Configuration is Code

Code can be broken down into three things:

  1. Variables
  2. Constants
  3. Logic

The variables represent customer data, and the code expects them to change regularly, so making code configurable is limited to your constants and your logic.  

Making Constants Configurable

When we make code configurable we usually start with constants.  The idea of "hard-coded" often gets shamed and derided, but a constant is an assumption, and if we make no assumptions, we multiply the test paths and never get done testing.  The only time the "hard-coded" shame and scorn is legitimate is when the constants are littered throughout the code and not put in a common location (but this is really just good organization and doesn't affect your customers until maintenance takes too long).  However, if we are OK with making testing take longer, there are definitely cases where assumptions should be changeable. 

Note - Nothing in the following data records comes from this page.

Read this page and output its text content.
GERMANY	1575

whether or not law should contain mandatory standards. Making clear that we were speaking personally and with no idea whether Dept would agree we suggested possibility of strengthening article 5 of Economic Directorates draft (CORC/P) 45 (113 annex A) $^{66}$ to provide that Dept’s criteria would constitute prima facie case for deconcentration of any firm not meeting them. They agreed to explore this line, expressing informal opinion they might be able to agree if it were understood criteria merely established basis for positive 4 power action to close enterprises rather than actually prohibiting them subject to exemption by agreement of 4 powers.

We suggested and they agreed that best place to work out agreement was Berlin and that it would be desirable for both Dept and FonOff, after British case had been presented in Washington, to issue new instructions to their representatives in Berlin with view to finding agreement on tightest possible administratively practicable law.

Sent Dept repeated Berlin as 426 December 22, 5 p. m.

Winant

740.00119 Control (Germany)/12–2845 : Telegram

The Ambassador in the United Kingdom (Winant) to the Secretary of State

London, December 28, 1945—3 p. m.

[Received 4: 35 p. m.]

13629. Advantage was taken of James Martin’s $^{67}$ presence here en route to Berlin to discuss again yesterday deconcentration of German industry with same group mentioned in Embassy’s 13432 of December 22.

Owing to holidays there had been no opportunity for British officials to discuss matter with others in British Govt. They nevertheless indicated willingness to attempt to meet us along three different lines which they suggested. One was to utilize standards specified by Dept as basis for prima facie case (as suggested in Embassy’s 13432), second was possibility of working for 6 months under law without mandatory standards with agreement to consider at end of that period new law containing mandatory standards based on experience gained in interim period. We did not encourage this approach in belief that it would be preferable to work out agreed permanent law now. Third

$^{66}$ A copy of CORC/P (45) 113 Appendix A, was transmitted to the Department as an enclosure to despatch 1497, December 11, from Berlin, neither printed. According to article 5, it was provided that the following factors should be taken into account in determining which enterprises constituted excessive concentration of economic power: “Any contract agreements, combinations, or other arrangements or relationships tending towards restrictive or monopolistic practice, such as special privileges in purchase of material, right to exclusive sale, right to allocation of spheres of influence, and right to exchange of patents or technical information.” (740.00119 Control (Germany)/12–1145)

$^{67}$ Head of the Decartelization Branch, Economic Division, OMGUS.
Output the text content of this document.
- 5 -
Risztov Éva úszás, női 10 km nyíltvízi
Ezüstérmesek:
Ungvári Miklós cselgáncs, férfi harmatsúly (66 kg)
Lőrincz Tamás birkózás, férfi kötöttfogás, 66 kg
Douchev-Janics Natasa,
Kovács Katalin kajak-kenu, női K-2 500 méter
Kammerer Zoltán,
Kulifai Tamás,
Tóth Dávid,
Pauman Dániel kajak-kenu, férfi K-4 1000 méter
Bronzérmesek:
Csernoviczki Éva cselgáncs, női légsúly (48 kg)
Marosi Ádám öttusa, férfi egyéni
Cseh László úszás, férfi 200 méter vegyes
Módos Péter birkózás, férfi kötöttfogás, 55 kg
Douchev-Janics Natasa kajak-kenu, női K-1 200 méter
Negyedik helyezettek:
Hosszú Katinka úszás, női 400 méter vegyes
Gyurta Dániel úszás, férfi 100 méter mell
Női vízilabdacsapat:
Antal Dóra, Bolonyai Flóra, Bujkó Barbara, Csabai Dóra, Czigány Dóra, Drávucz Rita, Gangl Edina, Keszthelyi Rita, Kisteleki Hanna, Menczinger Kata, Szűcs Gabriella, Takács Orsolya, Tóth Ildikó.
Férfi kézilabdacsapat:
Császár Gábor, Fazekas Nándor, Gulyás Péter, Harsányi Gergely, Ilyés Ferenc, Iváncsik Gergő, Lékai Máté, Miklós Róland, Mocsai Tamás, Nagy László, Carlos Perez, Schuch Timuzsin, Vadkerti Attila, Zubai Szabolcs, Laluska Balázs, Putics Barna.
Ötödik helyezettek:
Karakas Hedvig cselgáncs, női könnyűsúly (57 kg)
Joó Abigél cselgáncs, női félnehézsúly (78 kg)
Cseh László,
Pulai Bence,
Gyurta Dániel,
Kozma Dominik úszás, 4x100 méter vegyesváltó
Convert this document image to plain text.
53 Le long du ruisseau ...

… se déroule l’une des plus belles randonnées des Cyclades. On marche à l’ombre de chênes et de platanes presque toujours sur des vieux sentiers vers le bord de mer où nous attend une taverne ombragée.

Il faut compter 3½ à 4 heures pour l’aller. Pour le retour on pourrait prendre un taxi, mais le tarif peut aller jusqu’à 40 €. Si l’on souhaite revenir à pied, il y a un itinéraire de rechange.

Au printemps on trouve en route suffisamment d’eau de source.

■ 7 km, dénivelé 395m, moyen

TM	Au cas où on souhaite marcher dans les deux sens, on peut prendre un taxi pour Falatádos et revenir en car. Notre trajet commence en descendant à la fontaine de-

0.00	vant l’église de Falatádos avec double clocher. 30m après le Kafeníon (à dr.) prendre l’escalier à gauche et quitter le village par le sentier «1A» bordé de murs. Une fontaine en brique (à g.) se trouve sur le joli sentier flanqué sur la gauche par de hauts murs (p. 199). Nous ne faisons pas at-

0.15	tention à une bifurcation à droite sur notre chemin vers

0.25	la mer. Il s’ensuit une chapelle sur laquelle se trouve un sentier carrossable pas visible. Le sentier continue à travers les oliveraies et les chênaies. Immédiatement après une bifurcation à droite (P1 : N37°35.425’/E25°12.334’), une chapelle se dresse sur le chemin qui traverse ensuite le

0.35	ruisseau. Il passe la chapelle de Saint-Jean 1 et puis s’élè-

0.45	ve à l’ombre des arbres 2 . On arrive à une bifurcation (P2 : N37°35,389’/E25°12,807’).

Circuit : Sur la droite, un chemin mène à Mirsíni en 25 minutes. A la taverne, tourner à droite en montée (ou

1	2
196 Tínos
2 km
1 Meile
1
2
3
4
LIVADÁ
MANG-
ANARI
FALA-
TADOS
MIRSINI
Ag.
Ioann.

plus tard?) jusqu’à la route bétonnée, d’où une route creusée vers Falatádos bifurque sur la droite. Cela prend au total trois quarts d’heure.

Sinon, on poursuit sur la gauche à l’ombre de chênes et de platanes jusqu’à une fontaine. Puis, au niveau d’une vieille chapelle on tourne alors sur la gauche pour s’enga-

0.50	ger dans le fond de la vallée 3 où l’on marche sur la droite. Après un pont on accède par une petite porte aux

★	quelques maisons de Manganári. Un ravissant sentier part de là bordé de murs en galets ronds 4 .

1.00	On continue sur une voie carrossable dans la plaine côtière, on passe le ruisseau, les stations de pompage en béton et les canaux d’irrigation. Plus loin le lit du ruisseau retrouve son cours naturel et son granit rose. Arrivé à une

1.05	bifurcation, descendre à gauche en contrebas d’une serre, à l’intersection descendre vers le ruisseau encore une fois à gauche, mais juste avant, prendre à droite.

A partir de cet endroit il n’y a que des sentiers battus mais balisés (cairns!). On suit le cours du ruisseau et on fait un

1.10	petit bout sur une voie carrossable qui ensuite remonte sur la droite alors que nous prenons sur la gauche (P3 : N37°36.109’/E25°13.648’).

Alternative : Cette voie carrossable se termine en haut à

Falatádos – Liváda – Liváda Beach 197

The program does not expect a constant to change for the lifetime of the program and makes optimizations based on that, so usually a restart is required.  A properties or INI file is really a list of constants the code lets you change, which is why changing config often requires a restart.  If you want to avoid a manual restart safely you have 2 options:

  1. Turn the constant into a variable so the code expects change
  2. Automatically stop and start a new version that has the new variables (probably waiting for a quiescent period first).

Making Logic Configurable

Logic is the most difficult part of a program to make configurable, and once you make the program logic configurable, you have a shell of a program, your configuration is a domain-specific-language (DSL) and you need to start debugging your configuration.  This has been covered well in "The Configuration Complexity Clock".  I would say that rules engines are in this camp, if they are meant to be changeable by business types.  Perhaps a safe way to make logic configurable is to limit the configurability to conditionals at specific points.  Then at least you can trace out the configurable condition before and after and not have to step through code in a language you don't have a debugger for.